Manually Trigger Mark Phase of GC

Hello,

I was wondering if there is a way to manually trigger the mark phase of the garbage collector to manually call finalizers on objects which are marked as unreachable?

I have lots of foreign objects owned by C++ and Julia does not get rid of the objects fast enough for the wrapped library to work as intended (OOM and other issues). The structs must be mutable because they hold a pointer back to C++ so its all heap allocated and managed by the GC. Each object is essentially just a std::shared_ptr to some allocation, but that shared_ptr is not decremented cause Julia doesn’t bother to run the GC. The Python wrapper for this library “just works” because Python uses reference counting to do GC.
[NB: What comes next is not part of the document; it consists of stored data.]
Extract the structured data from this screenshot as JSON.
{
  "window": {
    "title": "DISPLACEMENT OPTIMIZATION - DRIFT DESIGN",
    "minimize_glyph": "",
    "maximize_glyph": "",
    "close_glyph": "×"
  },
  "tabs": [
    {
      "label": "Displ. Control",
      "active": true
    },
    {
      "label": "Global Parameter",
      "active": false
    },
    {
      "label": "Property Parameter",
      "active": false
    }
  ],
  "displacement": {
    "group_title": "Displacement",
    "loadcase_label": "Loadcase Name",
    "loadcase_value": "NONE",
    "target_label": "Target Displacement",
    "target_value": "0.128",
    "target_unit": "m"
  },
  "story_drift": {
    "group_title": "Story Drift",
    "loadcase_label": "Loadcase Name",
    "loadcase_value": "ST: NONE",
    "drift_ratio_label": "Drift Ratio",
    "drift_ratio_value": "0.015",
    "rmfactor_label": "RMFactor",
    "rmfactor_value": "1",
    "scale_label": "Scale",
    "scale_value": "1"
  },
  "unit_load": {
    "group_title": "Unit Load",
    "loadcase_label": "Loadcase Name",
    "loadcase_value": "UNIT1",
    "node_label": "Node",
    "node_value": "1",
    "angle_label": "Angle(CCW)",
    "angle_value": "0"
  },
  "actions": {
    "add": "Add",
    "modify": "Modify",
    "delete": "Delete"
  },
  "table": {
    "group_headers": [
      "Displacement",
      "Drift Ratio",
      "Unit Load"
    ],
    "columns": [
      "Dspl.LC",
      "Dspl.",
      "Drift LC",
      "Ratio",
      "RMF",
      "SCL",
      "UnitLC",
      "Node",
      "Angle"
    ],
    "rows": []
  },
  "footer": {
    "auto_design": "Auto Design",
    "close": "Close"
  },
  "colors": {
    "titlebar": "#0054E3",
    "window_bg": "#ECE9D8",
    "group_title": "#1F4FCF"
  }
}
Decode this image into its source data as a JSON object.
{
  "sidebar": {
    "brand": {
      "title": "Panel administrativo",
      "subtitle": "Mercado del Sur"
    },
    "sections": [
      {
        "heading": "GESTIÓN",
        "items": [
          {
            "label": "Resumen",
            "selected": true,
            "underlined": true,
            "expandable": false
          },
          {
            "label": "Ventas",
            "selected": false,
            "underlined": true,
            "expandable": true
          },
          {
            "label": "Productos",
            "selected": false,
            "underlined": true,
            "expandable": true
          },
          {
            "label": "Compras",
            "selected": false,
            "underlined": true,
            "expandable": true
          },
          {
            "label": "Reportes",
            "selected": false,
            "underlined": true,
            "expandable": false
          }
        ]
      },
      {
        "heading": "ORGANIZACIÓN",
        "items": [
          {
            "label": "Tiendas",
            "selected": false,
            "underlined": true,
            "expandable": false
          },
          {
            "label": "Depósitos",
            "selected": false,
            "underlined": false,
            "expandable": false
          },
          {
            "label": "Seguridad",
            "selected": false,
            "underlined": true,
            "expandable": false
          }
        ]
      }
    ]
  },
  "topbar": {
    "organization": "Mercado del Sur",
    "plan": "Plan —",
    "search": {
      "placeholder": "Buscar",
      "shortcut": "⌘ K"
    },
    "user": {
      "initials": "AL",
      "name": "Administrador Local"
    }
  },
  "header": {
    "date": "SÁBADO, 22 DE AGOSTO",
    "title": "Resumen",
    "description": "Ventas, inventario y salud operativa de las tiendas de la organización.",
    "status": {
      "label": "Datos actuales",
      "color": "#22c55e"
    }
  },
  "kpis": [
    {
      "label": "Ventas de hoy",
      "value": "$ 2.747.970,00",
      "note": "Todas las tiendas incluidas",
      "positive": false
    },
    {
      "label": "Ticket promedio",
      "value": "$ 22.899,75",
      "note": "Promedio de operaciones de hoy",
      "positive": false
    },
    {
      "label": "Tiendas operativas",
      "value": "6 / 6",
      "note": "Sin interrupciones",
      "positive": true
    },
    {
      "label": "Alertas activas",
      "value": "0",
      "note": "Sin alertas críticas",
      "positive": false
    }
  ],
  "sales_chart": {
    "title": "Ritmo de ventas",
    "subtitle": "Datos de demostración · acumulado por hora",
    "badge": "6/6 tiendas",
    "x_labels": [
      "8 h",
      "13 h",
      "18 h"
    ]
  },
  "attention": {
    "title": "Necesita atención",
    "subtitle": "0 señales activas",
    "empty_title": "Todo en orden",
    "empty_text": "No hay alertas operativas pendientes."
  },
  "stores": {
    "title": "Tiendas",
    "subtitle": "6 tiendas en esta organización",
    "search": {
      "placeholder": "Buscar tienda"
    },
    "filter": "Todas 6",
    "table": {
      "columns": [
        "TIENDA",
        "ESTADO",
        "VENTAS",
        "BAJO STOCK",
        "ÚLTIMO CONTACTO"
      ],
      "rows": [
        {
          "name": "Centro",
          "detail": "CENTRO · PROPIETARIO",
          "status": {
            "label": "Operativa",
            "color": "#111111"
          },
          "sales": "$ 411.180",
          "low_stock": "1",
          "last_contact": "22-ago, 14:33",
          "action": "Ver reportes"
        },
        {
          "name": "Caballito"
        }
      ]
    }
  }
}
Is this just something Julia cannot do? It would be nice if there was some kind of exit analysis or way to query if objects could be GC’ed and just have not yet. I know CUDA.jl basically re-implements garbage collection to circumvent this, but memory pressure is not the only problem I need to avoid (its a good start though). Just the fact that the objects appear alive to the C++ library causes performance issues.

Are you looking for GC.gc()?

help?> GC.gc
  GC.gc([full=true])

  Perform garbage collection. The argument full determines the kind of collection:
  a full collection (default) traverses all live objects (i.e. full mark) and
  should reclaim memory from all unreachable objects. An incremental collection
  only reclaims memory from young objects which are not reachable.

  The GC may decide to perform a full collection even if an incremental collection
  was requested.

  │ Warning
  │
  │  Excessive use will likely lead to poor performance.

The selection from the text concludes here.